専門性に関しては、今では法務局が申請書のひな形を、かなり詳しくインターネットで公開しています。
会社や個人でも、空白に当てはめさえすれば、ほとんどの登記は本人申請でできてしまうくらいです。
さらに、仕事は多いというのは実は逆で、平成20年からの10年間で登記の申請件数は、30パーセントも減っています。
登記をする司法書士、という点からすれば、この先、減ることはあっても増えることはまずないでしょう。

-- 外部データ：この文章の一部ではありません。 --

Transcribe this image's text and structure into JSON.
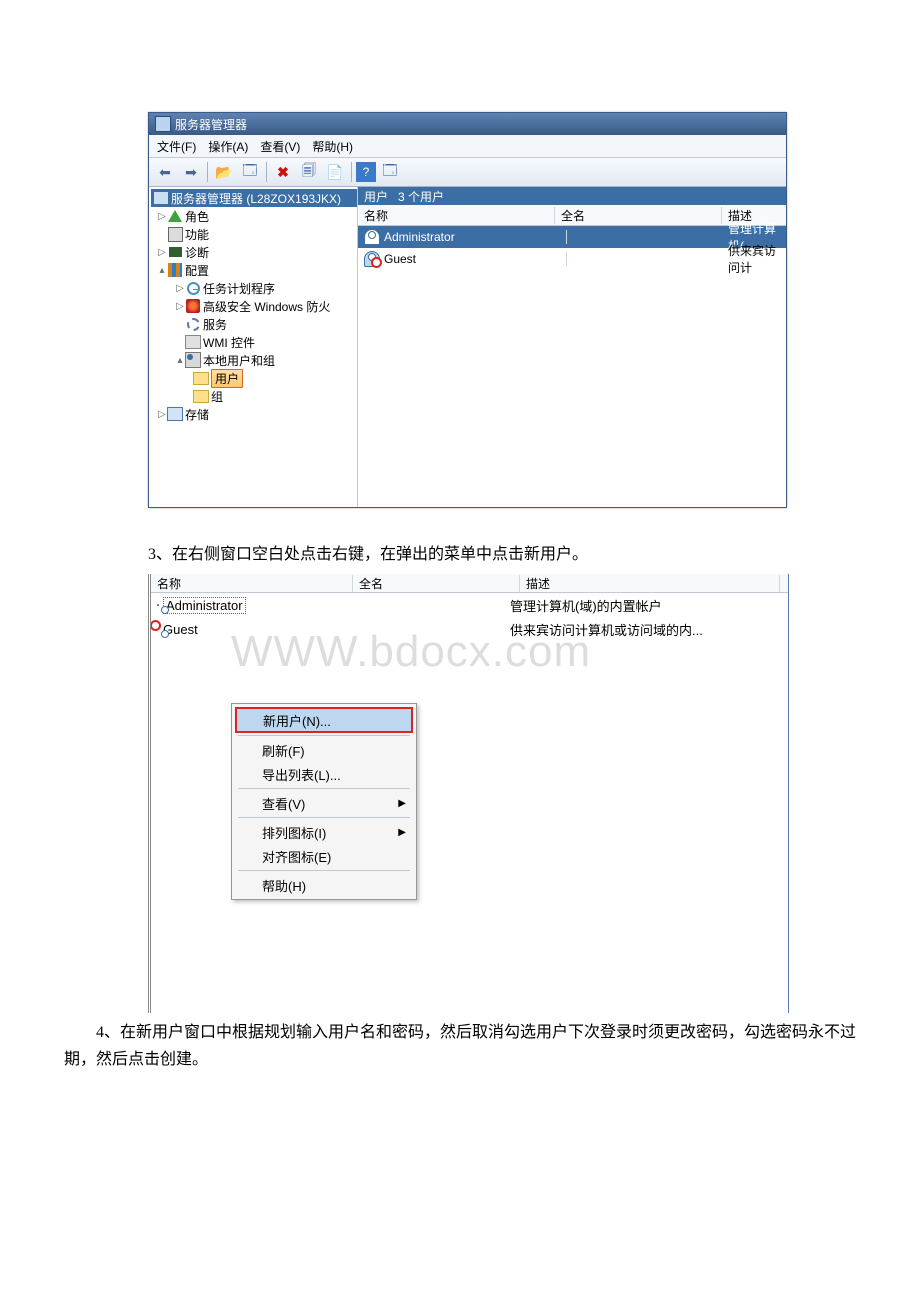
{
  "sm": {
    "title": "服务器管理器",
    "menu": {
      "file": "文件(F)",
      "action": "操作(A)",
      "view": "查看(V)",
      "help": "帮助(H)"
    },
    "tree": {
      "root": "服务器管理器 (L28ZOX193JKX)",
      "roles": "角色",
      "features": "功能",
      "diag": "诊断",
      "conf": "配置",
      "task": "任务计划程序",
      "fw": "高级安全 Windows 防火",
      "svc": "服务",
      "wmi": "WMI 控件",
      "lug": "本地用户和组",
      "users": "用户",
      "groups": "组",
      "storage": "存储"
    },
    "list": {
      "header_title": "用户",
      "header_count": "3 个用户",
      "col_name": "名称",
      "col_full": "全名",
      "col_desc": "描述",
      "rows": [
        {
          "name": "Administrator",
          "desc": "管理计算机("
        },
        {
          "name": "Guest",
          "desc": "供来宾访问计"
        }
      ]
    }
  },
  "step3": "3、在右侧窗口空白处点击右键，在弹出的菜单中点击新用户。",
  "s2": {
    "col_name": "名称",
    "col_full": "全名",
    "col_desc": "描述",
    "rows": [
      {
        "name": "Administrator",
        "desc": "管理计算机(域)的内置帐户"
      },
      {
        "name": "Guest",
        "desc": "供来宾访问计算机或访问域的内..."
      }
    ],
    "watermark": "WWW.bdocx.com",
    "ctx": {
      "new_user": "新用户(N)...",
      "refresh": "刷新(F)",
      "export": "导出列表(L)...",
      "view": "查看(V)",
      "arrange": "排列图标(I)",
      "align": "对齐图标(E)",
      "help": "帮助(H)"
    }
  },
  "step4": "4、在新用户窗口中根据规划输入用户名和密码，然后取消勾选用户下次登录时须更改密码，勾选密码永不过期，然后点击创建。"
}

だから、現代社会のニーズに合っているか、と考えても、言われたことをきっちりするだけの登記ばっかりしていた人が、いきなり発想を変えて、違うことなんてできないです。
もはや、司法書士は、誰にでもできないプロフェッショナル性が要求されるわけではないんですよね。
司法書士試験に出題されない相談を受ける事があるのが実務
いままでは、それだけでもよかったのですが、最近でははじめから雑多な相談が飛び込んできます。
たとえば紛争に関しての交渉用の文章など、試験でも書いたことのないことが、お客さんは当然に効果的な文章を書いてもらうためにお願いしたりもします。
一時期に比べてかなり下火になってきた債務整理などの借金問題も相談されたりします。
成年後見の分野でも民法の条文知識しかなくても、いきなりそれを生かした支援を求められたりします。
ただ、司法書士試験には、こういった問題はほぼ出題されません。
成年後見の分野は、司法書士の専門分野とイメージしている方も多く、司法書士に相談すれば何とかなる、と期待して相談に来ます。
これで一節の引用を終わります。